The "real" name

Diez B. Roggisch deets at nospam.web.de
Sat Jan 21 16:08:00 EST 2006


> Part of my scheme to write the cells (all 81 of them in the gui) to a file (using the the SAVE callback/button), then
> restore the gui cells from the contents of the saved file, which depends on knowing the "name" of the cell with the
> focus, or one (or more) which have a number.
> 
> The print shows .9919624.9990312, but this nunber (name?) does not work in:
> 
> cell-name of cell-.create_text(18,18, text = somevar, fill = 'blue' , font = ('arial', 18, 'bold'))

I'm not entirely sure what you are after here. To me it sounds better to 
create names like

"cell%i" % row * column

just for the sake of having different names, but store the cell in a 
2-dimensional list called e.g. "cells"

Then accessing the cell at x, y is simply

cells[x][y].create_text(...)

Does that make sense to you?

> 
> Also, how can I declare a variable outside of the mainloop/callback scheme which would be 'known' to the callbacks?
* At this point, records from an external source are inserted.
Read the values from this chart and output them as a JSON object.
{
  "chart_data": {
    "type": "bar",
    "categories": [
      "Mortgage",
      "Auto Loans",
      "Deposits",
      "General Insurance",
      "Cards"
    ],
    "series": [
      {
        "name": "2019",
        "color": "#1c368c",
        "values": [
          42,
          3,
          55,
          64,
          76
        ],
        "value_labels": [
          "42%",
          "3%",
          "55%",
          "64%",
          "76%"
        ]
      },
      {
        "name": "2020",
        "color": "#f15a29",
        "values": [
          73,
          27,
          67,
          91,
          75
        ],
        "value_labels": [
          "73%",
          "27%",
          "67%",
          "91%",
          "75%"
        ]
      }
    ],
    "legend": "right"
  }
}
You can of course go for globals. Beside that, a callback can be 
anything callable. That means that you can go for something like this:

class StatefulCallable(obkect):

     def __init__(self, some_state):
         self.state = some_state

     def __call__(self, *args): # I'm not sure what comes with the callback
         print "called with args %r and state %r" % (args, self.state)


Then pass an instance of StatefulCallable as callback.